Über dieses Thema werde ich nicht sprechen“, antwortet der Vorsitzende des linken Parteienbündnisses Frente Amplio (FA) Tabaré Vázquez während eines Aufenthalts in der Provinzhauptstadt Minas Cecilia Manzione, als sie ihn um ein Gespräch über seine Bildungspolitik bittet. Die Lehrerin und langjährige Aktivistin wollte von ihm wissen, ob er nach einem Wahlsieg bei den Präsidentschaftswahlen im Oktober bereit sei, eine von der FA abgelehnte Bildungsreform der konservativen Vorgängerregierung rückgängig zu machen. Derart abgewiesen, wendet sie sich an Tabarés Begleiter Pepe Mujica. Der war in den 60er Jahren Mitbegründer der uruguayischen Stadtguerrillabewegung Tupamaros, in den 70ern Gefangener der Militärdiktatur und in den 90ern als erster Ex-Guerrillero der FA Abgeordneter im Parlament. Heute ist er Senator, Liebling der Massen und Medienstar. „Die da oben werden schon wissen, was sie tun“, ist Mujicas Antwort. Cecilia Manzione ist enttäuscht. Seit vielen Jahren wählt sie Mujicas Organisation, die Movimiento de Participación Popular (MPP), die einst als Linksaußen der FA galt und inzwischen zum stärksten Sektor innerhalb des breiten Bündnisses avanciert ist. Der Erfolg der MPP beruht vor allem auf der Popularität Mujicas. Denn der genießt den Ruf, keine Rücksicht auf angebliche Sachzwänge der Politik zu nehmen und immer ein offenes Ohr für die Belange der Basis zu haben. Doch selbst bei der ehemaligen Fundamentalopposition sorgt die greifbar nahe erscheinende Regierungsübernahme für neue Töne.
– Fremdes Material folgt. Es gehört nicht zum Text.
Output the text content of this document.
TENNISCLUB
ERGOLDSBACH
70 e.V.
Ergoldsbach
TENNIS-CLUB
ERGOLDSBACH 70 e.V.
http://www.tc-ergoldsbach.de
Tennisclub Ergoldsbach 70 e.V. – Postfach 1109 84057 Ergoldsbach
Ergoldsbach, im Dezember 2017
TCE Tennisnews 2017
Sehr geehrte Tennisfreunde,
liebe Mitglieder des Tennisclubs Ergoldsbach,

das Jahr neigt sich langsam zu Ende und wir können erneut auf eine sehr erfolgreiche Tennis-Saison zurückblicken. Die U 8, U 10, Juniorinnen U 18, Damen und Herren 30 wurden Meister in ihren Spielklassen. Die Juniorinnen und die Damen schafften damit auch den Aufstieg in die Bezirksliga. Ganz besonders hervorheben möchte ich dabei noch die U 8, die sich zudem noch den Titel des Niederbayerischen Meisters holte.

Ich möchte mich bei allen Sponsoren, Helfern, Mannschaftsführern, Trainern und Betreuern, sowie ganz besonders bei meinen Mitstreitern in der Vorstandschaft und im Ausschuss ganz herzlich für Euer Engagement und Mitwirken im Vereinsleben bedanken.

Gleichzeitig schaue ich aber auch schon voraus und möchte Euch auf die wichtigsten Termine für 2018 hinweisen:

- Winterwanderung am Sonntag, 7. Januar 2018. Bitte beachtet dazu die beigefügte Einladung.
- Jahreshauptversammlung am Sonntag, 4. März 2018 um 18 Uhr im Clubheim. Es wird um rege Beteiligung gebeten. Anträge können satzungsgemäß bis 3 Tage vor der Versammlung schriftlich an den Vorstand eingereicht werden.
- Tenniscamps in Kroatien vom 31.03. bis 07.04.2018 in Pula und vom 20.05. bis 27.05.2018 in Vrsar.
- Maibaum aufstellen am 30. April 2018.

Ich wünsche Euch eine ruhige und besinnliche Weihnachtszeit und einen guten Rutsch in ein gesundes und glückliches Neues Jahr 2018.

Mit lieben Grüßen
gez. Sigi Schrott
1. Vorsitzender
Ein Land wartet auf den Wechsel
Uruguay hat sich bereits seit einiger Zeit auf einen Wechsel eingestellt. Knapp sechs Monate vor den Präsidentschaftswahlen im Oktober zweifelt niemand mehr ernsthaft daran, dass die Frente Amplio in diesem Jahr die nur durch eine Militärdiktatur (1973-1985) unterbrochene Herrschaft der beiden traditionellen Parteien, Partido Colorado (Colorados, PC) und Partido Nacional (Blancos, PN), beenden wird. Bereits beim letzten Urnengang 1999 hatte die FA mit 40 Prozent die Mehrheit der Stimmen im ersten Wahlgang auf sich vereinen können. Durch eine kurz zuvor beschlossene Verfassungsreform war jedoch ein Stichwahlsystem eingeführt worden, welches es Colorados und Blancos ermöglichte, in der zweiten Runde einen Sieg der Linken zu verhindern, indem sie gemeinsam den Präsidentschaftskandidaten Jorge Batlle (PC) unterstützten. Heute gilt ein Sieg der FA in der ersten Runde der Wahlen nicht mehr als ausgeschlossen: in den Umfragen liegt die Partei zwischen 50 und 60 Prozent. Die Regierung von Batlle ist weitestgehend diskreditiert. Die vergangenen vier Jahre an der Macht waren durch eine verheerende Bankenkrise im Jahr 2002, interne Streitigkeiten, Korruptionsskandale, verschiedene peinliche Auftritte des alternden Präsidenten und zunehmende Isolierung im von Lula und Kirchner dominierten Mercosur geprägt. Auch die Blancos konnten sich troz ihres Ausstiegs aus der Regierungskoalition im Jahr 2002 nicht von ihrem Image als Repräsentanten des alten Systems befreien.
Im Juni stehen in Uruguay die so genannten internas an, in denen alle Parteien in einer offenen landesweiten Abstimmung ihre Kandidaten für die Präsidentschaftswahlen bestimmen. Bereits jetzt stehen zwei der drei wesentlichen Konkurrenten für die diesjährigen Wahlen so gut wie fest. Nachdem Danilo Astori von der Asamblea Uruguay – dem reformistischsten Sektor innerhalb des breiten politischen Spektrums, das die FA unter ihrem Dach vereint – angekündigt hat, dass er angesichts der zu erwartenden Niederlage nicht antreten wird, steht einer erneuten Kandidatur von Tabaré Vázquez nichts mehr im Wege.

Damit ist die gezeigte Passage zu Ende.